Infractions routières : attention Danger ! L'employeur doit dénoncer le salarié fautif

A compter du 1er janvier 2017, lorsqu'une infraction au code de la route sera commise avec un véhicule de l'entreprise, l'employeur devra révéler l'identité du salarié, auteur de l'infraction, sous peine d'une amende de 750 €. C'est ce qu'a prévu une loi du 18 novembre 2016 relative à la modernisation de la justice du 21ème siècle.

Le contexte

En cas d'infraction au code de la route, c’est le titulaire de la carte grise qui reçoit le procès-verbal de la contravention si l'auteur de l'infraction n’a pas été intercepté. Lorsque l'infraction est commise par un salarié au volant d'un véhicule de fonction, c'est le représentant légal de la personne morale, titulaire de la carte grise qui reçoit le procès-verbal.

Les options

Dans ce cas, l'employeur a 3 options possibles.

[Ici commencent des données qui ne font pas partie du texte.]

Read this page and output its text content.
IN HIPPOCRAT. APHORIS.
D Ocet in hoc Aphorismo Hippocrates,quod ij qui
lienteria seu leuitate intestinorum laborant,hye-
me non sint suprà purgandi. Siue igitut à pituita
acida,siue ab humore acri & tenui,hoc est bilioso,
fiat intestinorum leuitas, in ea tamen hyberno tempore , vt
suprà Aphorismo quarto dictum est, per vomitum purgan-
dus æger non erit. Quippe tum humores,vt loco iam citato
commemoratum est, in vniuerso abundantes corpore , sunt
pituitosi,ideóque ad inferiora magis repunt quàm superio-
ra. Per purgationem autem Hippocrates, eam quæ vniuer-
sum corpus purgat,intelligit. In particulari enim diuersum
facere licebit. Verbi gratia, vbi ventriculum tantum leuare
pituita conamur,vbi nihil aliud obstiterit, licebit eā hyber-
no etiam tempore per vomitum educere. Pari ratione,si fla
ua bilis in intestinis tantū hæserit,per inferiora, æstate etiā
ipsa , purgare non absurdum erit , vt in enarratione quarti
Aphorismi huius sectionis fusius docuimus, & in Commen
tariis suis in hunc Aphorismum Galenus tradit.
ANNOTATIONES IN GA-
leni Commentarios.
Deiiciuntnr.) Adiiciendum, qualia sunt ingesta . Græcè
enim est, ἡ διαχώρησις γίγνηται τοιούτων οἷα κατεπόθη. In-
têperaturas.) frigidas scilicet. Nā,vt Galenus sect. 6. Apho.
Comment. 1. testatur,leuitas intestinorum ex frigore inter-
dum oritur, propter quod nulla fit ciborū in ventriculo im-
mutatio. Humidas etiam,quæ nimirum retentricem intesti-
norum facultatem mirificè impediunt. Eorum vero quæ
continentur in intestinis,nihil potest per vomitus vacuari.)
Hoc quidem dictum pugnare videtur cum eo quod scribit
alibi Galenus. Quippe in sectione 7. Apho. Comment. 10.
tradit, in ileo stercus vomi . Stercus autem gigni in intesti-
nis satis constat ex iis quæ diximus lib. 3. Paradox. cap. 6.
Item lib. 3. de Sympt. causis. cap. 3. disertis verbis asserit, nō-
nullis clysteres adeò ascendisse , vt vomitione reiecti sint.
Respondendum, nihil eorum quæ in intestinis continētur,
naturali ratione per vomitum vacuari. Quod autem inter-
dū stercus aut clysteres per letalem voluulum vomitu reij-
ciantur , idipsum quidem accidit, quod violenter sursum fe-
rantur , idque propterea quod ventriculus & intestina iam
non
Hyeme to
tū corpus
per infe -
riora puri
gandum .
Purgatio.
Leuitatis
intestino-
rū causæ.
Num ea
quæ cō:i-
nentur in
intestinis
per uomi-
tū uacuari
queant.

1 : L'employeur paye la contravention sans contester, c'est lui qui perd des points sur son permis de conduire

L'employeur règle l'amende lors de la réception de l'avis de contravention, sans contester le fait qu'il soit le conducteur.
Cette option a peu d'intérêt, car le paiement de l'amende s'accompagne aussi d'un retrait de points sur le permis du représentant légal de la personne morale, employeur du salarié contrevenant.

2 : L'employeur donne le nom du salarié qui a commis l'infraction au code de la route

L'employeur envoie l'avis de contravention sans payer l'amende et en désignant le salarié qui était au volant du véhicule de fonction et qui a commis l'infraction. Ce salarié reçoit alors un procès-verbal et doit payer l'amende s'il confirme qu'il était conducteur. Le paiement de l'amende s'accompagne d'un retrait de points sur son permis.
Cette option était jusqu'à maintenant souvent écartée par l'employeur qui ne souhaitait pas que son salarié, le plus souvent un commercial ou un chauffeur routier, soit empêché de se déplacer et donc de travailler.

3 : L'employeur conteste être le conducteur mais ne donne pas le nom du salarié

L'employeur peut contester être le conducteur en formant une requête, mais sans indiquer le nom du salarié. Il devra consigner le montant de l'amende jusqu'à examen des preuves. A défaut de preuve, l'employeur devra régler l'amende, mais il n'aura pas de retrait de points sur son permis car il n'est pas l'auteur de l'infraction. C'est cette option qui le plus souvent choisie car elle permet aux salariés concernés de ne pas perdre de points sur leur permis et de continuer ainsi à se déplacer.

Attention

A l'avenir, sous peine d'amende, l'employeur devra donner l'identité de l'auteur de l'infraction.

Pour enrayer l'accroissement des accidents de la route commis dans le cadre professionnel, le législateur a souhaité dissuader l'employeur d'utiliser cette dernière option.

Ainsi, à compter du 1er janvier 2017, lorsqu'une infraction sera « commise avec un véhicule dont le titulaire du certificat d'immatriculation est une personne morale..., le représentant légal de cette personne morale devra indiquer, par lettre recommandée avec demande d'avis de réception ou de façon dématérialisée,... dans un délai de 45 jours à compter de l’envoi ou de la remise de l'avis de contravention, à l'autorité mentionnée sur cet avis, l'identité et l'adresse de la personne physique qui conduisait ce véhicule, à moins qu'il n'établisse l'existence d'un vol, d'une usurpation de plaque d'immatriculation ou de tout autre événement de force majeure ».

Le fait de contrevenir à cette obligation sera puni de l'amende prévue pour les contraventions de la quatrième classe, soit 750 € (C. pén„ art. L. 121-6). Cette amende viendra s'ajouter à l'amende à payer pour l'infraction commise par le salarié au code de la route.

La nature des infractions concernées n'est pas précisée. Un décret en Conseil d'État doit en fixer la liste. Celle-ci devrait notamment comprendre les manquements aux règles sur la vitesse des véhicules et sur les distances de sécurité entre véhicules, le non-respect d'une signalisation imposant leur arrêt et le non-paiement des péages.